Greetings from the evening session of ET GOVICT2008 conference. The speaker is Justice Michael Kirby, High Court of Australia on The Challenge of Regulating Contemporary Technology. He started by addressing the issue of HIV/Aids. He argued you can't simply regulate on a technical level, separate from culture and this applies to ICT. Justice Kirby commented that most lawyers are not interested in technology and science. He has been involved in bioethics with UNESCO , TELOS at the University of London. He also cited Roger Brownsword's new book Rights, Regulation, and the Technological Revolution.
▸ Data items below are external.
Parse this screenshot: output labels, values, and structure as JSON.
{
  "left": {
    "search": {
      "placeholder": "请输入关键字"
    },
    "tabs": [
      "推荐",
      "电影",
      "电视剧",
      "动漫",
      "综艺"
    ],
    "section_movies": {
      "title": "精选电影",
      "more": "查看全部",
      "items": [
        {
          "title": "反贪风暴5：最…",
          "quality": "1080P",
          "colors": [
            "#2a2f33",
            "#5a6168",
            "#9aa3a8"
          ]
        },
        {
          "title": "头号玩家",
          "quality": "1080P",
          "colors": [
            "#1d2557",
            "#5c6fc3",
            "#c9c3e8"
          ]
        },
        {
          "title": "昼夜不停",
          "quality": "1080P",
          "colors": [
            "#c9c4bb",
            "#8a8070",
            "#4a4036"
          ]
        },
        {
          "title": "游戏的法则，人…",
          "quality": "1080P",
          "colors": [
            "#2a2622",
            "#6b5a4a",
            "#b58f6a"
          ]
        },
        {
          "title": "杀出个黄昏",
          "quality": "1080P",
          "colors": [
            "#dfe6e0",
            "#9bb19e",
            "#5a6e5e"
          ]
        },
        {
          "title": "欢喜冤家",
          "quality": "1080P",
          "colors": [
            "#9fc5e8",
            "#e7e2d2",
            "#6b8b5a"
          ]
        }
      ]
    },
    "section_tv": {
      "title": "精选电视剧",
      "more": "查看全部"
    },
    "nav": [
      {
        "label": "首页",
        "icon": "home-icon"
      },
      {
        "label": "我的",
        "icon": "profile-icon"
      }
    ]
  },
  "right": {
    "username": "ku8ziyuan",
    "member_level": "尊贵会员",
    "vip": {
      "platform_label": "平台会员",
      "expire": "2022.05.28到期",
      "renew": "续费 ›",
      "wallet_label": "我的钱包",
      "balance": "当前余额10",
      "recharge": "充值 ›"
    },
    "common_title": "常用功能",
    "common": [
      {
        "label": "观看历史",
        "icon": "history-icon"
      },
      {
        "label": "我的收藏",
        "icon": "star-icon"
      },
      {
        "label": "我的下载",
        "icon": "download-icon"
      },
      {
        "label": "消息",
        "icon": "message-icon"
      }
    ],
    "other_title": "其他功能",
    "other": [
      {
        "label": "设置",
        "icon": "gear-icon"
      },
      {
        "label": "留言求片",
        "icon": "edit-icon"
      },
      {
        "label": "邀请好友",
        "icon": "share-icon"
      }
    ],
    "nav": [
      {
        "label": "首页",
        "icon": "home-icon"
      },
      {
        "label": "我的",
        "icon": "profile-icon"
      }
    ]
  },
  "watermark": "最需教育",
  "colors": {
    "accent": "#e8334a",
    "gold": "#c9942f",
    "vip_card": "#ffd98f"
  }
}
He then discussed the different viewpoints on privacy issues between Europeans and and Americans in the OECD Principles for the Protection of Privacy and Transborder Flows of Personal Data. He argued that consensus is possible, even in such contentious issues. One problem with such principles he pointed out is that not long after the principles were defined, along came networked public computer systems making data widely available with few limits. The technology moves fast and principles need to keep up. He quoted from Roger Brownsword's book on the relative priorities of regulation of different technologies.
I asked the Justice how Australian lawyers would cope with the type of online arbitration process used by WIPO. He joked that this might be a job for him next year when he retires from the bench and more seriously commented that lawyers should look to technology to help with processes but some serendipity may be lost in the process. One example of a happy accident he mentioned was that research on disease in monkeys had lead to an AIDS vaccine (the recent failure of a trial of the vaccine did not diminish from the value of the attempt).
There is a transcript and video of a talk by Justice Kirby to the IIA in February when he covered some of the same issues.